Business Leaders Demand Radical Tax Reform
Two former presidents of commerce chambers have called for outsourcing the Federal Board of Revenue (FBR) and shifting the tax system to artificial intelligence. Speaking at a session organised by the Businessmen Panel, former Federation of Pakistan Chambers of Commerce and Industry (FPCCI) president Nasir Hayat Magoon said the FBR has 36,000 employees, of whom 15,000 are solely engaged in issuing notices. 'In Dubai, no investor has ever met a tax officer. In Pakistan, it's not the people but the system that is flawed,' he said, urging the government to fix the tax system and hand it over to AI.
Criticism of Economic Policies and IMF Role
Magoon added that the finance minister, a banker, claims economic stability based on loans, and that Rs853 billion under the Benazir Income Support Programme is turning people into beggars. He claimed the International Monetary Fund (IMF) has pushed the poverty rate from 25% to 50% in three years. 'It would have been better if the country had defaulted – people would have been forced to work. The country cannot run like this,' he said.
Textile Industry and Trade Deficit Woes
Former FPCCI president Zakaria Usman said the FBR throws business representations into the trash. He pointed out that the textile industry runs 60% on imports, and without import-substitution industries, the trade deficit cannot be reduced. He added that commercial banks prefer lending to the government instead of industry, with half the budget going toward interest payments. He stressed the need for a five-year policy framework, security and import-substitution to spur industrialisation. 'Without industry, there will be no jobs, and crime will not decline,' he said.

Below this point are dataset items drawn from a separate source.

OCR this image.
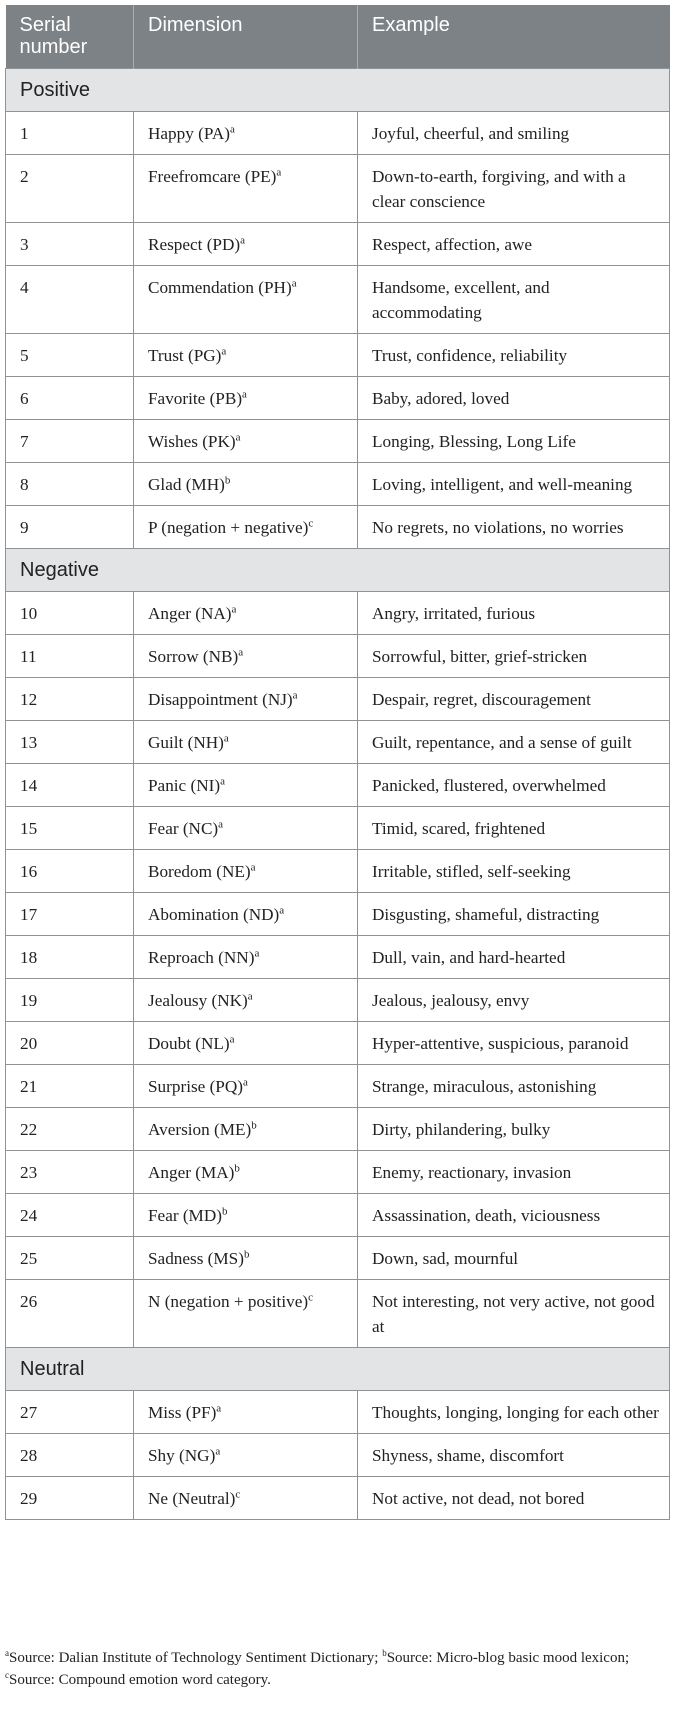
Serial number	Dimension	Example
Positive		
1	Happy (PA)$^a$	Joyful, cheerful, and smiling
2	Freefromcare (PE)$^a$	Down-to-earth, forgiving, and with a clear conscience
3	Respect (PD)$^a$	Respect, affection, awe
4	Commendation (PH)$^a$	Handsome, excellent, and accommodating
5	Trust (PG)$^a$	Trust, confidence, reliability
6	Favorite (PB)$^a$	Baby, adored, loved
7	Wishes (PK)$^a$	Longing, Blessing, Long Life
8	Glad (MH)$^b$	Loving, intelligent, and well-meaning
9	P (negation + negative)$^c$	No regrets, no violations, no worries
Negative		
10	Anger (NA)$^a$	Angry, irritated, furious
11	Sorrow (NB)$^a$	Sorrowful, bitter, grief-stricken
12	Disappointment (NJ)$^a$	Despair, regret, discouragement
13	Guilt (NH)$^a$	Guilt, repentance, and a sense of guilt
14	Panic (NI)$^a$	Panicked, flustered, overwhelmed
15	Fear (NC)$^a$	Timid, scared, frightened
16	Boredom (NE)$^a$	Irritable, stifled, self-seeking
17	Abomination (ND)$^a$	Disgusting, shameful, distracting
18	Reproach (NN)$^a$	Dull, vain, and hard-hearted
19	Jealousy (NK)$^a$	Jealous, jealousy, envy
20	Doubt (NL)$^a$	Hyper-attentive, suspicious, paranoid
21	Surprise (PQ)$^a$	Strange, miraculous, astonishing
22	Aversion (ME)$^b$	Dirty, philandering, bulky
23	Anger (MA)$^b$	Enemy, reactionary, invasion
24	Fear (MD)$^b$	Assassination, death, viciousness
25	Sadness (MS)$^b$	Down, sad, mournful
26	N (negation + positive)$^c$	Not interesting, not very active, not good at
Neutral		
27	Miss (PF)$^a$	Thoughts, longing, longing for each other
28	Shy (NG)$^a$	Shyness, shame, discomfort
29	Ne (Neutral)$^c$	Not active, not dead, not bored
$^a$Source: Dalian Institute of Technology Sentiment Dictionary; $^b$Source: Micro-blog basic mood lexicon; $^c$Source: Compound emotion word category.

Cotton Output and Tax Rates Impact
Due to untimely fertiliser supply, cotton output fell by five million bales. High tax rates, he said, are crippling the productive sector. He added that it appears the government does not want to exit the IMF programme. 'Pakistan's global position is strong – it should be leveraged,' he said, adding that educated youth should be retained within the country rather than sent abroad for remittances.
Think Tank Highlights Stagnant Growth
Engineer MA Jabbar, head of the BMP Think Tank, said the budget shows no positive progress for industrial growth, nor has the economy stabilised. He said the economy is relying more on consumption and imports, with a $35 billion trade deficit. While remittances are rising, exports remain stagnant. He demanded an end to discriminatory tax policies, smuggling and tax exemptions. He added that poverty has exceeded 40% in Pakistan, with 37% of Sindh's population living in poverty. He noted that the financial sector has transferred $600 million out of Pakistan, questioning how industrialisation can occur when capital is not invested domestically.
Former KCCI President on Economic Paralysis
Former Karachi Chamber of Commerce and Industry (KCCI) president Shariq Vohra said that while macroeconomic indicators have improved, high tax rates have paralysed the economy. He noted that industrialists may evade taxes, but salaried individuals are helpless. In his view, the government has taken no meaningful steps to reduce poverty. He added that foreign direct investment has declined due to low business confidence, law and order concerns and high energy costs. However, he expressed hope that a potential Iran-US peace agreement could improve business confidence. He noted that Pakistan's population growth rate stands at 2.5%, while GDP growth is below 4%. Given shifting geopolitical dynamics, he said Pakistan has significant opportunities to capitalise on.